Elle ne présente donc pas de caractère léonin et doit donc trouver application, le contrat faisant la loi des parties

Sur le montant des sommes dues

M. [H] conteste les pièces justificatives versées aux débats par la SARL Mutuali pour justifier du quantum des sommes dues dans la mesure où serait demandé le remboursement de commissions sur des contrats où il a déjà été dé-commissionné et conteste le calcul de reprise de commission qui doit être calculé au prorata de la durée effective du contrat.

La SARL Mutuali indique qu'elle a émis mensuellement des bordereaux de commissions et qu'il est parfaitement établi par les justificatifs annexés que certains contrats n'ont pas eu de suite.

Elle ajoute que les bordereaux de reprise comportent les motifs des résiliations et en annexe les pièces reçues des compagnies d'assurance, démontrant que ces résiliations ne sont pas de son fait mais résultent soit du non-paiement des cotisations soit de prises en charge CMU soit d'une inscription à une mutuelle entreprise.

Elle considère que les contestations de M. [H] à cet égard sont générales ne visant pas précisément les contrats pour lesquels il aurait été décommissionné.

Elle fait observer en outre que ni M. [H] ni elle-même ne pouvait pallier une absence de paiement de prime ou la volonté de l'assuré de trouver un autre assureur ni les augmentations de primes décidées par les assureurs.
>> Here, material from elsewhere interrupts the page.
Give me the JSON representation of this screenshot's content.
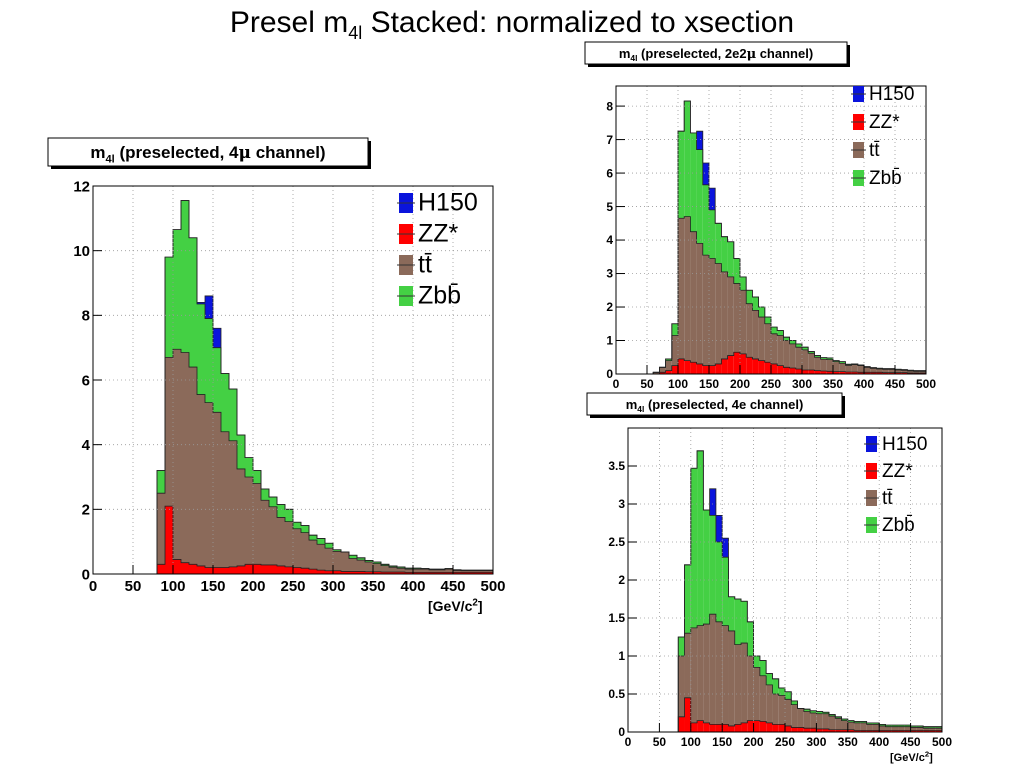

Il convient de relever que si la SARL Mutuali verse aux débats les bordereaux de reprise avec leurs annexes et justifient donc des contrats résiliés et des causes de résiliation M. [H] se contente de considérations générales sans viser de contrats en particulier.

La SARL Mutuali ne conteste pas les reprises déduites par les premiers juges faute de respect du délai et sollicite la confirmation de la condamnation de première instance pour un montant de 54620,34 euros.
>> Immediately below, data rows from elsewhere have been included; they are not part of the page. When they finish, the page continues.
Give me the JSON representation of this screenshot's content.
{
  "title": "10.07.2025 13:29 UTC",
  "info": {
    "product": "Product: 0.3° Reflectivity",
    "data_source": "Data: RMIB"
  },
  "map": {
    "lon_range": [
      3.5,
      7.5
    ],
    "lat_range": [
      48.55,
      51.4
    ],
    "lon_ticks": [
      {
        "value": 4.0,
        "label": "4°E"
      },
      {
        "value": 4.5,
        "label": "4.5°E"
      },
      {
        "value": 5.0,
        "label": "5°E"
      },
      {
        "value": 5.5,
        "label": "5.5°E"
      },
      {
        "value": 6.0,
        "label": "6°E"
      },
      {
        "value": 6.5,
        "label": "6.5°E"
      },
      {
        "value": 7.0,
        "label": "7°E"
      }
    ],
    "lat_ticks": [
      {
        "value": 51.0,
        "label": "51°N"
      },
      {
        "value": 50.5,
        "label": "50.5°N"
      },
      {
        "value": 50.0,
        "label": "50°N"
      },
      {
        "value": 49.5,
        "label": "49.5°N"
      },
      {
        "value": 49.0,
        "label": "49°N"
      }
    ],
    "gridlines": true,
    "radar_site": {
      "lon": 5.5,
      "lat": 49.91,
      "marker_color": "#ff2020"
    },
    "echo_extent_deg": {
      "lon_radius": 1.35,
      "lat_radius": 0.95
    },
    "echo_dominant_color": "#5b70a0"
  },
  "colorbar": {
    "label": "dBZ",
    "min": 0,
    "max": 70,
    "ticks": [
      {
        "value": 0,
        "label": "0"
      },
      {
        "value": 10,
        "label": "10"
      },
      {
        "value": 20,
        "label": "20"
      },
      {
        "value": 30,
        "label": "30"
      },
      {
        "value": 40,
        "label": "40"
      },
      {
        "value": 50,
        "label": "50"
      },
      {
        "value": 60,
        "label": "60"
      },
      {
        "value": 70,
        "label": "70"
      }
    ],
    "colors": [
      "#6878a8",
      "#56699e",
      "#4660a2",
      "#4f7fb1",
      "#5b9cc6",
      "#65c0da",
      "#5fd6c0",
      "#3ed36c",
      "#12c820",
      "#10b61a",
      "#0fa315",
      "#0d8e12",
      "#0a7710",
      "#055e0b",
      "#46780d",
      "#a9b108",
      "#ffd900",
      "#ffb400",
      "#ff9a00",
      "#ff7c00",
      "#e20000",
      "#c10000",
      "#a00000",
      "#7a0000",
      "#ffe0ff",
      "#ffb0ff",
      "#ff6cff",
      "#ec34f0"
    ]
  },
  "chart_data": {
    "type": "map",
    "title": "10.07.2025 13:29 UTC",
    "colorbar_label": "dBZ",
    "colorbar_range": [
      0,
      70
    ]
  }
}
Au vu des pièces produites il convient de confirmer le jugement entrepris sur le quantum de la condamnation.

Sur la demande de dommages et intérêts

En première instance les premiers juges ont débouté la SARL Mutuali de sa demande de dommages et intérêts fondée sur la concurrence déloyale exercée par M. [H] à son encontre estimant que les deux pièces versées aux débats soit un avertissement adressé le 11 juin 2018 par la société LS Assurances à M. [H] et un engagement de la part de celui-ci d'informer tout client Mutuali qu'il ne travaille plus pour ce mandant et de diriger les clients vers la société Mutualité ne permettaient pas de caractériser des actes de concurrence déloyale ni le préjudice subi par la SARL Mutuali résultant du détournement de clientèle allégué.

La SARL Mutuali à hauteur d'appel fonde sa demande en dommages et intérêts sur la résistance abusive de M. [H] tout en lui reprochant encore d'avoir détourné certains de ces clients et commis des actes de concurrence déloyale pour lesquels sa demande de dommages et intérêts est justifiée nonobstant la difficulté à établir la réalité du préjudice.

Il convient de relever que la SARL Mutuali forme une demande de dommages et intérêts en invoquant à la fois la résistance abusive de M. [H] mais sans établir le préjudice qui en résulte pour elle et le fait qu'il se serait rendu coupable de faits de concurrence déloyale sans davantage établir ces faits qu'en première instance, les attestations d'assuré produites étant peu explicites quant aux circonstances et dates des faits dénoncés.

Il convient de rejeter la demande de dommages et intérêts complémentaires formée par la SARL Mutuali.

Sur les frais irrépétibles et les dépens

Il convient de condamner M. [H] qui succombe à titre principal en son appel aux entiers dépens d'appel dont distraction au profit de maître Paviot et de le condamner à payer à la SARL Mutuali la somme de 2000 euros sur le fondement de l'article 700 du code de procédure civile.

PAR CES MOTIFS

La cour statuant publiquement contradictoirement et par mise à disposition de la décision au greffe,

Confirme la décision entreprise en toutes ses dispositions ;

Y ajoutant,

Déboute la SARL Mutuali de sa demande de dommages et intérêts pour résistance abusive ;

Condamne M. [I] [H] aux entiers dépens d'appel dont distraction au profit de maître Paviot ;

Condamne M. [I] [H] à payer à la SARL Mutuali la somme de 2000 euros sur le fondement de l'article 700 du code de procédure civile.